Bu yıl Meclis, hükümetin yasama organları ülkemizin dostları ve müttefikleri,  uluslar arası ittifaklar, organizasyonlarda ortak şirketler gibi konu ve kavramlar gündemimizde ağırlıklı yer tutacak. Uluslar arası arenada Türkiye’den sıkça bahsedilecek. İçinde bulunduğumuz ittifak veya organizasyonlarda ülkemize verilen önem artacak. Şartlar öylesi gelişecek ki, Türkiye için bazı fırsatlar da öne çıkacak. Uluslar arası konularla ve projelerle ilgili önemli paslaşmalara gireceğiz. Anlaşmalar ve stratejik ortaklıklar bu yılın önde gelen konuları olacak.

Türkiye için mücadeleli, sorumluluk getiren ve dikkatli adımlar atmayı gerektiren bir dönem başlamak üzeredir. Astrolojik olarak 2009 yılından itibaren başlayan bu dönem; 2010 yılında belirginleşmekte; 2011 yılında iyice etkinleşmekte ve 2016 yılına kadar etkin bir biçimde sürmektedir. Bu hassas dönemde alınacak kararlar ve izlenecek politikalar, ülkenin geleceği için çok ama çok önem taşımaktadır. Tarihten ders almalı, geçmişte yaşanan tuzaklara tekrar düşmemelidir.

2010 ve 2011 yıllarında Türkiye, uluslar arası platformda daha fazla dikkat çekmeye ve önem kazanmaya başlarken, iç gerginliklerle de mücadele etmek zorunda kalacak ve politik alanda önemli güç çekişmeleri yaşanacak.

Yengeç/Oğlak burcundaki tutulmalar Türkiye için majör öneme sahip.
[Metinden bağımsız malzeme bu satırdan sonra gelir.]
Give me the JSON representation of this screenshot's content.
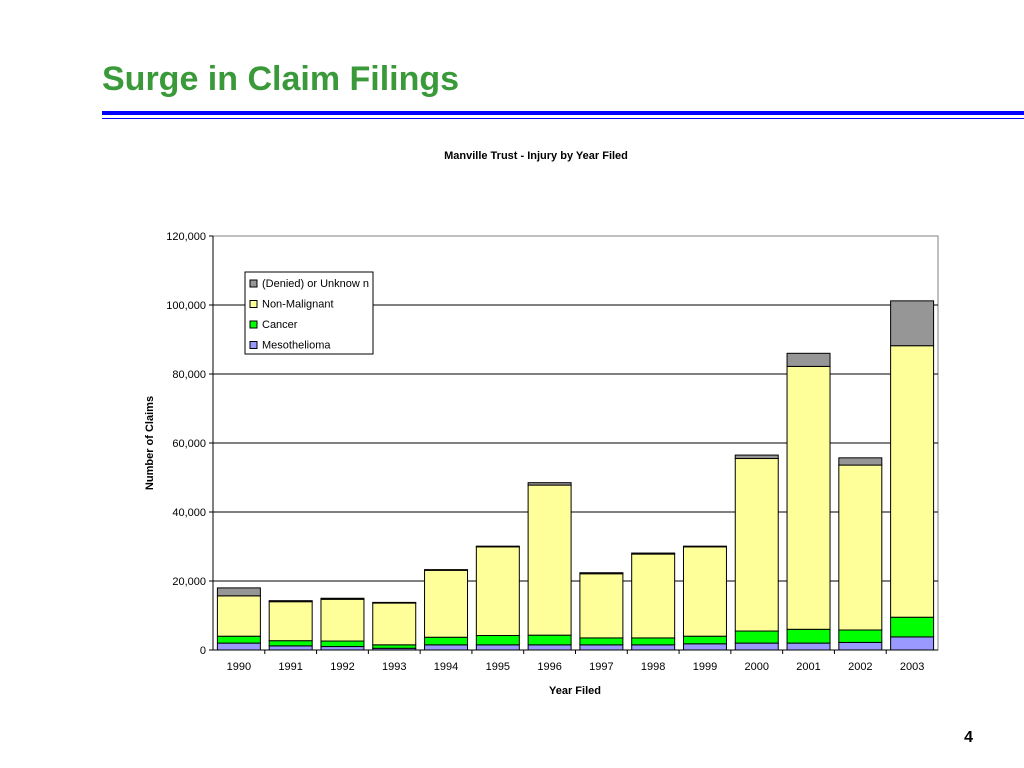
{
  "slide": {
    "title": "Surge in Claim Filings",
    "page_number": "4",
    "title_color": "#3a9a3a",
    "rule_color": "#0000ff"
  },
  "chart_data": {
    "type": "bar",
    "stacked": true,
    "title": "Manville Trust - Injury by Year Filed",
    "xlabel": "Year Filed",
    "ylabel": "Number of Claims",
    "ylim": [
      0,
      120000
    ],
    "yticks": [
      0,
      20000,
      40000,
      60000,
      80000,
      100000,
      120000
    ],
    "ytick_labels": [
      "0",
      "20,000",
      "40,000",
      "60,000",
      "80,000",
      "100,000",
      "120,000"
    ],
    "grid": true,
    "legend_position": "top-left",
    "categories": [
      "1990",
      "1991",
      "1992",
      "1993",
      "1994",
      "1995",
      "1996",
      "1997",
      "1998",
      "1999",
      "2000",
      "2001",
      "2002",
      "2003"
    ],
    "series": [
      {
        "name": "Mesothelioma",
        "color": "#9999ff",
        "values": [
          2000,
          1200,
          1000,
          500,
          1500,
          1500,
          1500,
          1500,
          1500,
          1800,
          2000,
          2000,
          2200,
          3800
        ]
      },
      {
        "name": "Cancer",
        "color": "#00ff00",
        "values": [
          2000,
          1500,
          1600,
          1000,
          2200,
          2700,
          2800,
          2000,
          2000,
          2200,
          3500,
          4000,
          3600,
          5700
        ]
      },
      {
        "name": "Non-Malignant",
        "color": "#ffff99",
        "values": [
          11700,
          11300,
          12100,
          12100,
          19400,
          25700,
          43500,
          18600,
          24300,
          25900,
          50000,
          76200,
          47800,
          78700
        ]
      },
      {
        "name": "(Denied) or Unknow n",
        "color": "#969696",
        "values": [
          2300,
          300,
          300,
          200,
          200,
          200,
          700,
          300,
          300,
          200,
          1000,
          3800,
          2100,
          13000
        ]
      }
    ]
  }
}
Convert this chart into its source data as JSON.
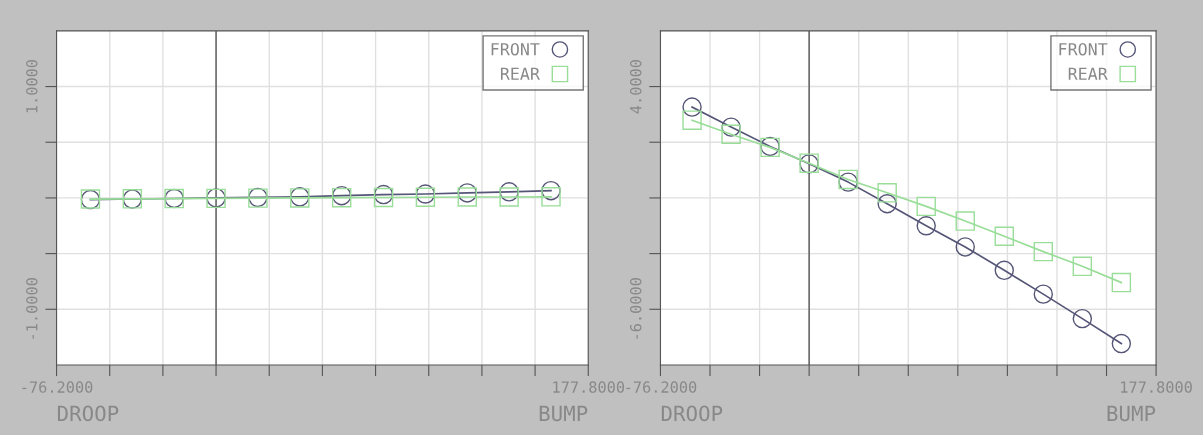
{
  "chart_data": [
    {
      "type": "line",
      "x": [
        -60,
        -40,
        -20,
        0,
        20,
        40,
        60,
        80,
        100,
        120,
        140,
        160
      ],
      "series": [
        {
          "name": "FRONT",
          "color": "#555577",
          "marker": "circle",
          "values": [
            -0.015,
            -0.01,
            -0.005,
            0,
            0.005,
            0.01,
            0.02,
            0.03,
            0.035,
            0.045,
            0.055,
            0.065
          ]
        },
        {
          "name": "REAR",
          "color": "#99dd99",
          "marker": "square",
          "values": [
            -0.01,
            -0.008,
            -0.006,
            -0.004,
            -0.002,
            0,
            0.002,
            0.004,
            0.006,
            0.008,
            0.008,
            0.01
          ]
        }
      ],
      "xlim": [
        -76.2,
        177.8
      ],
      "xticks": [
        {
          "value": -76.2,
          "label": "-76.2000"
        },
        {
          "value": -50.8,
          "label": null
        },
        {
          "value": -25.4,
          "label": null
        },
        {
          "value": 0,
          "label": null
        },
        {
          "value": 25.4,
          "label": null
        },
        {
          "value": 50.8,
          "label": null
        },
        {
          "value": 76.2,
          "label": null
        },
        {
          "value": 101.6,
          "label": null
        },
        {
          "value": 127,
          "label": null
        },
        {
          "value": 152.4,
          "label": null
        },
        {
          "value": 177.8,
          "label": "177.8000"
        }
      ],
      "ylim": [
        -1.5,
        1.5
      ],
      "yticks": [
        {
          "value": -1,
          "label": "-1.0000"
        },
        {
          "value": -0.5,
          "label": null
        },
        {
          "value": 0,
          "label": null
        },
        {
          "value": 0.5,
          "label": null
        },
        {
          "value": 1,
          "label": "1.0000"
        }
      ],
      "ref_lines": [
        {
          "axis": "x",
          "value": 0,
          "color": "#555555"
        }
      ],
      "annotations": [
        "DROOP",
        "BUMP"
      ],
      "grid": true,
      "legend": "top right"
    },
    {
      "type": "line",
      "x": [
        -60,
        -40,
        -20,
        0,
        20,
        40,
        60,
        80,
        100,
        120,
        140,
        160
      ],
      "series": [
        {
          "name": "FRONT",
          "color": "#555577",
          "marker": "circle",
          "values": [
            3.08,
            2.18,
            1.31,
            0.53,
            -0.29,
            -1.26,
            -2.25,
            -3.2,
            -4.25,
            -5.32,
            -6.42,
            -7.54
          ]
        },
        {
          "name": "REAR",
          "color": "#99dd99",
          "marker": "square",
          "values": [
            2.49,
            1.86,
            1.27,
            0.56,
            -0.17,
            -0.77,
            -1.38,
            -2.04,
            -2.72,
            -3.41,
            -4.07,
            -4.8
          ]
        }
      ],
      "xlim": [
        -76.2,
        177.8
      ],
      "xticks": [
        {
          "value": -76.2,
          "label": "-76.2000"
        },
        {
          "value": -50.8,
          "label": null
        },
        {
          "value": -25.4,
          "label": null
        },
        {
          "value": 0,
          "label": null
        },
        {
          "value": 25.4,
          "label": null
        },
        {
          "value": 50.8,
          "label": null
        },
        {
          "value": 76.2,
          "label": null
        },
        {
          "value": 101.6,
          "label": null
        },
        {
          "value": 127,
          "label": null
        },
        {
          "value": 152.4,
          "label": null
        },
        {
          "value": 177.8,
          "label": "177.8000"
        }
      ],
      "ylim": [
        -8.5,
        6.5
      ],
      "yticks": [
        {
          "value": -6,
          "label": "-6.0000"
        },
        {
          "value": -3.5,
          "label": null
        },
        {
          "value": -1,
          "label": null
        },
        {
          "value": 1.5,
          "label": null
        },
        {
          "value": 4,
          "label": "4.0000"
        }
      ],
      "ref_lines": [
        {
          "axis": "x",
          "value": 0,
          "color": "#555555"
        }
      ],
      "annotations": [
        "DROOP",
        "BUMP"
      ],
      "grid": true,
      "legend": "top right"
    }
  ]
}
Çünkü Türkiye astrolojik haritasında Yengeç burcu yükseliyor ve tutulmalar esnasında astrolojik haritanın Mars derecesi Satürn, Uranüs ve Plüton tarafından tetikleniyor.

2010 yılının 11 Temmuz’unda 19 derece Yengeç burcunda gerçekleşecek tam Güneş tutulması, ülkeler arası gerginliklerin tetikleneceğine işaret ediyor. Bu tutulma Türkiye açısından da çok önemli gelişmelere işaret ediyor. 2010 ve 2011 yıllarında Türkiye, uluslar arası platformda daha fazla dikkat çekmeye ve önem kazanmaya başlarken, iç gerginliklerle de mücadele etmek zorunda kalacak ve politik alanda önemli güç çekişmeleri yaşanacak. Halkın çok ön plana çıkacağı bir tutulma olacak bu. Doğal felaketlere karşı uyanık olunmalı bu tarih civarında.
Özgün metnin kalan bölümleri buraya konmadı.